Is it your view that, in non-academic contexts, individuals cannot be fired from their employers for the expression of views considered unbecoming by those employers? I can think of a number of examples--again, sportscasters and coaches spring to mind most easily, but I'd hazard a guess and say a first-year associate at a major law firm who published Churchill's document online would be in considerable danger. Are these people protected by "only the most dessicated understanding of free speech"? My proposition is that academics deserve no greater protection, not that they receive any less than the rest of us.

But perhaps you are right: any concept of free speech that does not give a special status to tenured professors may be "dessicated." Of course, the insistence upon professional perogatives was one of the subjects of my post, so perhaps you'd like to explain why this is dessicated?

As for a straw man--it's notable that none of the academics I linked to is calling for such a motion of condemnation. My supposition is that they do not do so because they include his work within a concept of academic freedom, as the quotation from Hook in your very next post would suggest.

Now, I've done you the courtesy of actually answering and addressing your questions--indeed, in considerable detail. You have not, however, paid me any similar courtesy. Therefore, if you have a moment, might you address:

a) Why it was "intellectually dishonest" for me not to directly mention a point that is irrelevant both to every counterargument that I linked, and to your eventual counterargument. I'll grant you that someone might argue that Churchill should be dismissed if the comments were made in class but not otherwise, but I certainly wasn't addressing anyone who made that argument, and you haven't either. And of course, I have a comment section, so that anyone wishing to make that distinction is free to do so. Is it your proposition that in order to be "intellectually honest" I must address every possible permutation of a counterargument, and raise all facts necessary to do so, even in the absence of such? And do you feel that you normally live up to this standard?

b) Again, what is an armchair moralist? Given that the last time you accused me of throwing "ad hominems," we came to the thrilling conclusion that I'd committed grave sin by accusing you of being "happy" to post your blog entries, I'm wondering exactly how you qualify 'armchair moralist' as anything else.

c) You keep referring to "people like me" deciding that Churchill's statement went beyond a standard of decency. I have been fairly broadly inclusive in stating who should collectively decide what goes beyond a standard of decency, and multiple times said that it should be very broad, but not exhaustive. "People like you" would seem to have a pejorative connotation, but leaving that aside, "people like me" in my preferred paradigm includes yourself, Professor Heller.

So: do you really believe that all standards of decency in our society are fundamentally indeterminate such that a reasonable line cannot be drawn for appropriate behavior?
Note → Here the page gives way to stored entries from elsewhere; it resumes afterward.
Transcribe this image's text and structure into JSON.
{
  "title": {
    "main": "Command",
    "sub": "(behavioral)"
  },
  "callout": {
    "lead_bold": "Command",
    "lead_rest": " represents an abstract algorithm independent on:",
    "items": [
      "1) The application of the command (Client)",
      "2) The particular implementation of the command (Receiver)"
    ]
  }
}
Could you please state, for the record, your opinion on whether Churchill's comments are not merely stupid, but beyond what you think befits a scholar not in the content of his statements, but in his conduct?


I won't get between Tony Rickey and Professor Heller in this debate. However, Tung, I will respond to your original post with this somewhat related thought: What the hell was Ward Churchill thinking?

Assume you were a professor without a Ph.D. who had attended a mediocre (at best) university that no one's ever heard of; whose proudest scholarly achievements, apparently, were published were published by non-academic (thus non-peer-reviewed) presses; and who somehow had managed to build yourself a comfortable academic career, including tenure, at a major public research university. Further assume that you had, by appearances, committed academic fraud on more than one occasion* -- grounds for dismissal of even a tenured professor.** Given all that, how smart would it be to publicly make incendiary statements virtually guaranteed to cause a bunch of people to look for ways to get you fired?

Of course Churchill may value fame (even the bad kind) more than his job, or he may believe he can weather the storm, or that he he can make a better living as a notorious former CU professor, or something of that nature. But, prima facie, his behavior strikes me as bizarre.

*Contra Brown's conclusion, it seems unlikely to me that Churchill committed perjury, since the seemingly dishonest statement occured in the context of a brief. Pleadings are sometimes verified, but I don't think I've ever heard of a verified brief. Churchill might be subject to the Colorado equivalent of Rule 11 sanctions, but I'd be surprised if he committed perjury.

**Prof. Heller may object that the charges of academic fraud are merely allegations. Fair enough. But based on Brown's and LaVelle's papers they strike me as well-founded allegations.